In 1980, Hirschfield abducted and murdered a young couple – raping the woman – before dumping their bodies in a ravine 30 miles east of Davis.

The man, John Riggins, was Kate Riggins’s son, a UC Davis pre-med student who was taking his girlfriend Sabrina Gonsalves to her sister’s birthday party when somehow they strayed into Hirschfield’s path on a foggy December night. They were only 18, and photos around that time show the beaming couple in the full blush of youth and promise.

“They were young people who would have contributed a great deal to the lives of many,” Kate Riggins said in a telephone interview Monday. “They had ambitions to go into the medical field, and they had such caring feelings about them.”

Riggins and her husband, Richard, had to wait more than three decades to see justice for John and Sabrina. Hirschfield was finally identified by a DNA match to semen found in John Riggins’ van.

But they will never get over the horror of the young couple’s death.

“Certainly a day does not go by that we don’t have these thoughts about them,” Kate said. “As parents, there’s nothing we can do. It just haunts us.”

They support continuing the death penalty in California, and in fact making it more efficient through the passage of Proposition 66. And they don’t trust that life without parole will deliver what it promises. As long as Hirschfield is alive, there’s a chance he can be released, a chance he could commit another crime – the terrible possibility that another family will suffer the heartbreak hers did.

If there is any chance that the thought of the death penalty could dissuade someone like Hirschfield from killing, it’s worth having, she said.

Likewise, Harriet Salarno doesn’t think her daughter’s killer would be any great loss to the world, should he be executed – although he won’t be, as his lawyers managed to save him from the death penalty.

Burns murdered Catina Rose Salarno Sept. 3, 1979 and was sentenced to 17 years to life. For the past 37 years, each time Burns came up for parole, Harriet and her family have traveled to Coalinga to oppose his release.

Catina was only 19, studying at the University of the Pacific, when Burns shot her because she broke up with him.

At the time of Burns’ trial, Salarno would have likely supported a life without parole sentence, had it been available, she said in a telephone interview Monday. But she has since changed her mind. After wrangling with legislators and the criminal justice system in the scope of her work with Crime Victims United, Burns has become mistrustful. Like Riggins, Salarno is concerned that life without parole could be reversed, and offenders released.

Salarno founded the Crime Victims United group after Burns’ trial to help and support others dealing with devastating losses and to lobby for stricter laws against crime.

However, not all victims are in lockstep on their positions on the death penalty.

Some supporters of Prop. 62, which would repeal the death penalty, have lost loved ones to killers who are now on death row.

Dionne Wilson’s police officer husband was killed in the line of duty in 2005, and at the time of the killer’s trial, she asked for the death penalty, thinking it was the right thing.

“But I was wrong,” she said in a video on the “Yes on Prop 62” website.  In a story posted on another death penalty abolition website, Death Penalty Focus, Wilson said she was jubilant when Irving Ramirez was sentenced to death, but as time passed, she wasn’t really feeling any better.

It was only when she began to work on forgiveness that she was able to move on and find peace again.

The Rev. Isreal Alvaran, United Methodist Clergy, said Wilson’s experience is universal.

“I really am mindful of the pain and suffering of people who have lost,” he said in a telephone interview. “The best closure is not to see someone die out of your need for revenge.

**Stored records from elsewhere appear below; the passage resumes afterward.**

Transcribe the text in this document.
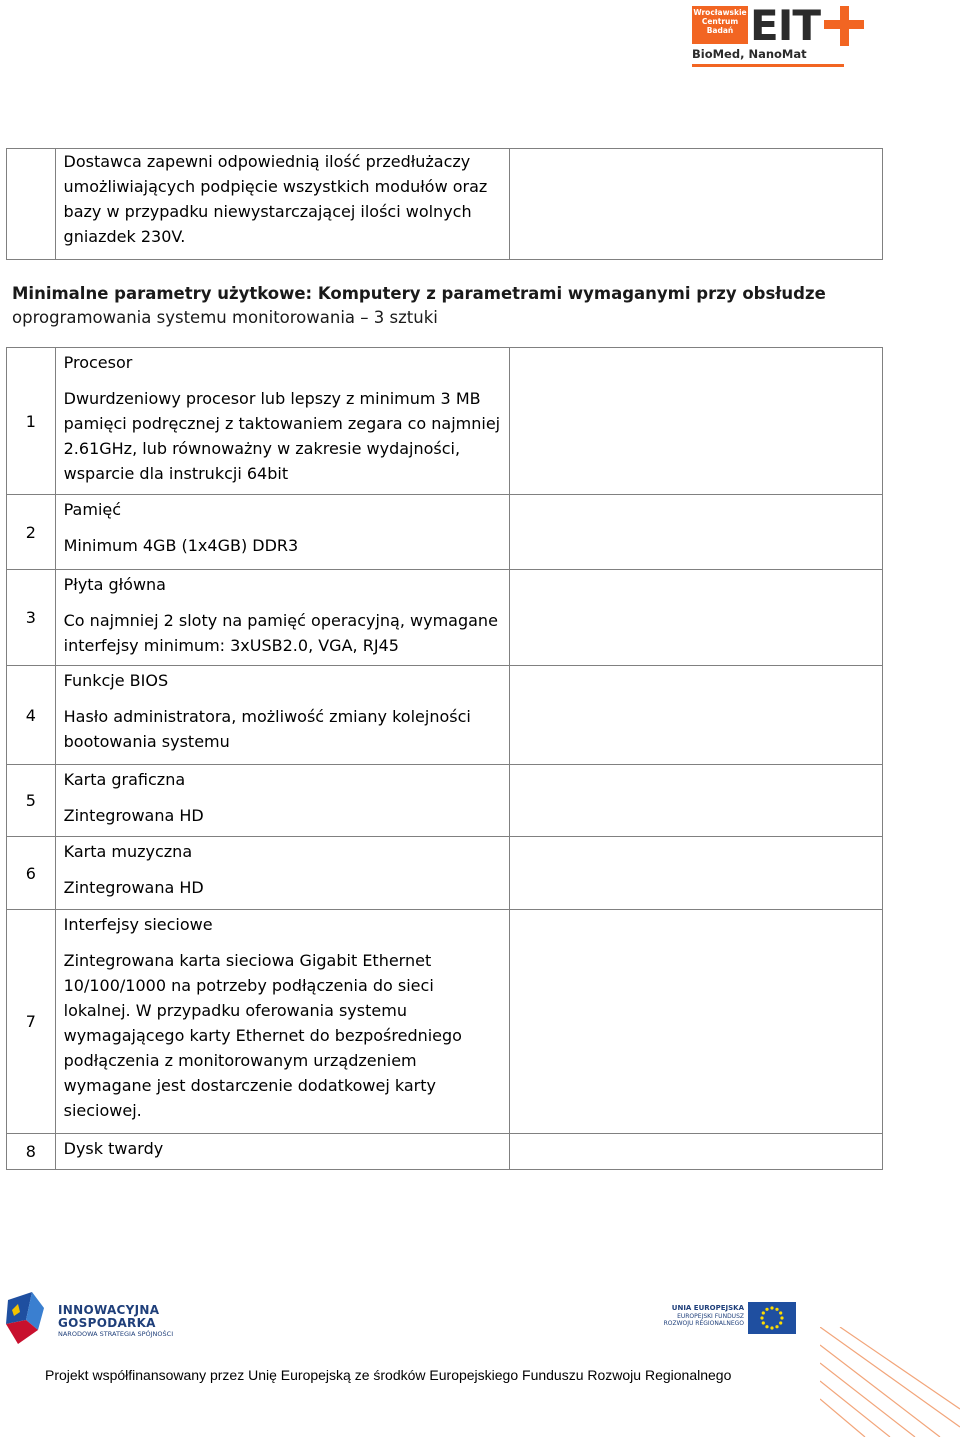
Wrocławskie
Centrum
Badań EIT
BioMed, NanoMat

Dostawca zapewni odpowiednią ilość przedłużaczy umożliwiających podpięcie wszystkich modułów oraz bazy w przypadku niewystarczającej ilości wolnych gniazdek 230V.

Minimalne parametry użytkowe: Komputery z parametrami wymaganymi przy obsłudze
oprogramowania systemu monitorowania – 3 sztuki
1	Procesor
Dwurdzeniowy procesor lub lepszy z minimum 3 MB pamięci podręcznej z taktowaniem zegara co najmniej 2.61GHz, lub równoważny w zakresie wydajności, wsparcie dla instrukcji 64bit	

2	Pamięć
Minimum 4GB (1x4GB) DDR3	

3	Płyta główna
Co najmniej 2 sloty na pamięć operacyjną, wymagane interfejsy minimum: 3xUSB2.0, VGA, RJ45	

4	Funkcje BIOS
Hasło administratora, możliwość zmiany kolejności bootowania systemu	

5	Karta graficzna
Zintegrowana HD	

6	Karta muzyczna
Zintegrowana HD	

7	Interfejsy sieciowe
Zintegrowana karta sieciowa Gigabit Ethernet 10/100/1000 na potrzeby podłączenia do sieci lokalnej. W przypadku oferowania systemu wymagającego karty Ethernet do bezpośredniego podłączenia z monitorowanym urządzeniem wymagane jest dostarczenie dodatkowej karty sieciowej.	

8	Dysk twardy	

INNOWACYJNA
GOSPODARKA
NARODOWA STRATEGIA SPÓJNOŚCI
UNIA EUROPEJSKA
EUROPEJSKI FUNDUSZ
ROZWOJU REGIONALNEGO
Projekt współfinansowany przez Unię Europejską ze środków Europejskiego Funduszu Rozwoju Regionalnego
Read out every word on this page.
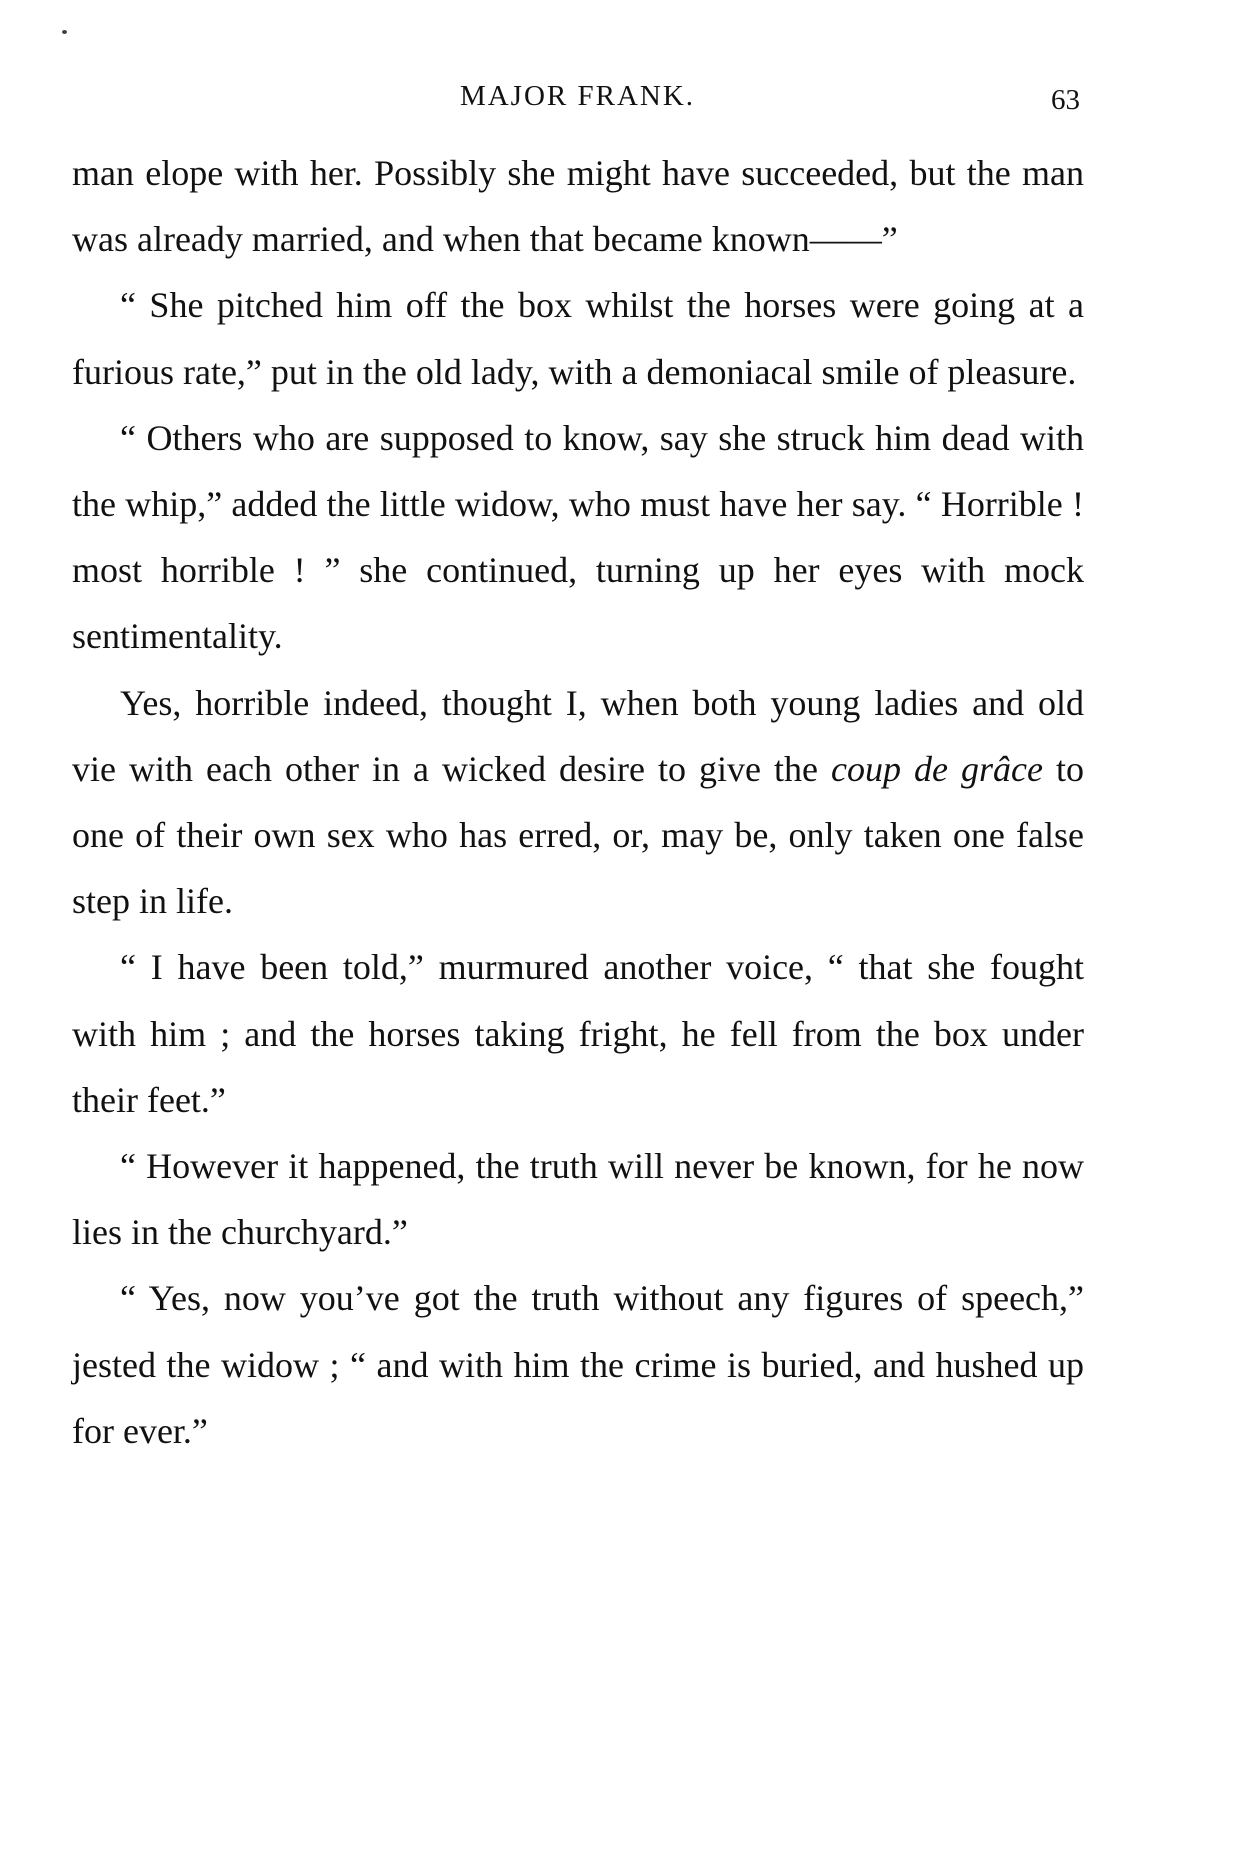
MAJOR FRANK.	63

man elope with her. Possibly she might have succeeded, but the man was already married, and when that became known——”

“ She pitched him off the box whilst the horses were going at a furious rate,” put in the old lady, with a demoniacal smile of pleasure.

“ Others who are supposed to know, say she struck him dead with the whip,” added the little widow, who must have her say. “ Horrible ! most horrible ! ” she continued, turning up her eyes with mock sentimentality.

Yes, horrible indeed, thought I, when both young ladies and old vie with each other in a wicked desire to give the coup de grâce to one of their own sex who has erred, or, may be, only taken one false step in life.

“ I have been told,” murmured another voice, “ that she fought with him ; and the horses taking fright, he fell from the box under their feet.”

“ However it happened, the truth will never be known, for he now lies in the churchyard.”

“ Yes, now you’ve got the truth without any figures of speech,” jested the widow ; “ and with him the crime is buried, and hushed up for ever.”
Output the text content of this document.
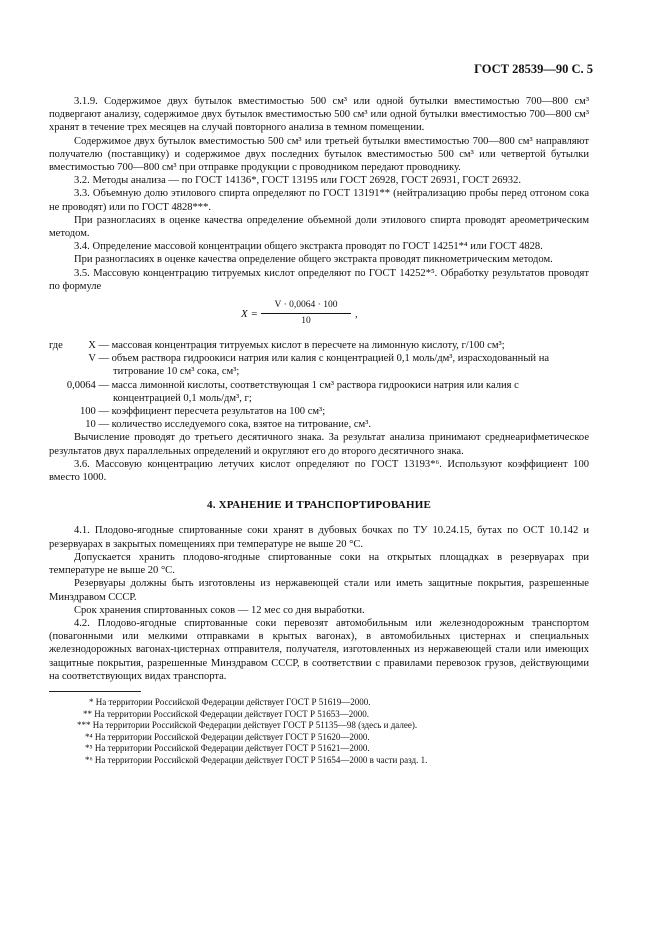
ГОСТ 28539—90 С. 5

3.1.9. Содержимое двух бутылок вместимостью 500 см³ или одной бутылки вместимостью 700—800 см³ подвергают анализу, содержимое двух бутылок вместимостью 500 см³ или одной бутылки вместимостью 700—800 см³ хранят в течение трех месяцев на случай повторного анализа в темном помещении.

Содержимое двух бутылок вместимостью 500 см³ или третьей бутылки вместимостью 700—800 см³ направляют получателю (поставщику) и содержимое двух последних бутылок вместимостью 500 см³ или четвертой бутылки вместимостью 700—800 см³ при отправке продукции с проводником передают проводнику.

3.2. Методы анализа — по ГОСТ 14136*, ГОСТ 13195 или ГОСТ 26928, ГОСТ 26931, ГОСТ 26932.

3.3. Объемную долю этилового спирта определяют по ГОСТ 13191** (нейтрализацию пробы перед отгоном сока не проводят) или по ГОСТ 4828***.

При разногласиях в оценке качества определение объемной доли этилового спирта проводят ареометрическим методом.

3.4. Определение массовой концентрации общего экстракта проводят по ГОСТ 14251*⁴ или ГОСТ 4828.

При разногласиях в оценке качества определение общего экстракта проводят пикнометрическим методом.

3.5. Массовую концентрацию титруемых кислот определяют по ГОСТ 14252*⁵. Обработку результатов проводят по формуле

$X = \frac{V \cdot 0,0064 \cdot 100}{10}$ ,
где X — массовая концентрация титруемых кислот в пересчете на лимонную кислоту, г/100 см³;
V — объем раствора гидроокиси натрия или калия с концентрацией 0,1 моль/дм³, израсходованный на титрование 10 см³ сока, см³;
0,0064 — масса лимонной кислоты, соответствующая 1 см³ раствора гидроокиси натрия или калия с концентрацией 0,1 моль/дм³, г;
100 — коэффициент пересчета результатов на 100 см³;
10 — количество исследуемого сока, взятое на титрование, см³.

Вычисление проводят до третьего десятичного знака. За результат анализа принимают среднеарифметическое результатов двух параллельных определений и округляют его до второго десятичного знака.

3.6. Массовую концентрацию летучих кислот определяют по ГОСТ 13193*⁶. Используют коэффициент 100 вместо 1000.

4. ХРАНЕНИЕ И ТРАНСПОРТИРОВАНИЕ

4.1. Плодово-ягодные спиртованные соки хранят в дубовых бочках по ТУ 10.24.15, бутах по ОСТ 10.142 и резервуарах в закрытых помещениях при температуре не выше 20 °С.

Допускается хранить плодово-ягодные спиртованные соки на открытых площадках в резервуарах при температуре не выше 20 °С.

Резервуары должны быть изготовлены из нержавеющей стали или иметь защитные покрытия, разрешенные Минздравом СССР.

Срок хранения спиртованных соков — 12 мес со дня выработки.

4.2. Плодово-ягодные спиртованные соки перевозят автомобильным или железнодорожным транспортом (повагонными или мелкими отправками в крытых вагонах), в автомобильных цистернах и специальных железнодорожных вагонах-цистернах отправителя, получателя, изготовленных из нержавеющей стали или имеющих защитные покрытия, разрешенные Минздравом СССР, в соответствии с правилами перевозок грузов, действующими на соответствующих видах транспорта.

* На территории Российской Федерации действует ГОСТ Р 51619—2000.

** На территории Российской Федерации действует ГОСТ Р 51653—2000.

*** На территории Российской Федерации действует ГОСТ Р 51135—98 (здесь и далее).

*⁴ На территории Российской Федерации действует ГОСТ Р 51620—2000.

*⁵ На территории Российской Федерации действует ГОСТ Р 51621—2000.

*⁶ На территории Российской Федерации действует ГОСТ Р 51654—2000 в части разд. 1.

Forgiveness is healing.”

Alvaran said some killers are people who have been deeply wronged themselves, born into poverty, suffering from racial prejudices – sometimes mentally ill. He believes everyone should have the chance to redeem themselves, and if they are killed, that right is taken from them.

“It’s a moral issue,” he said. “As a person of faith, I believe in the sanctity of life. I believe everyone has a chance to be transformed.”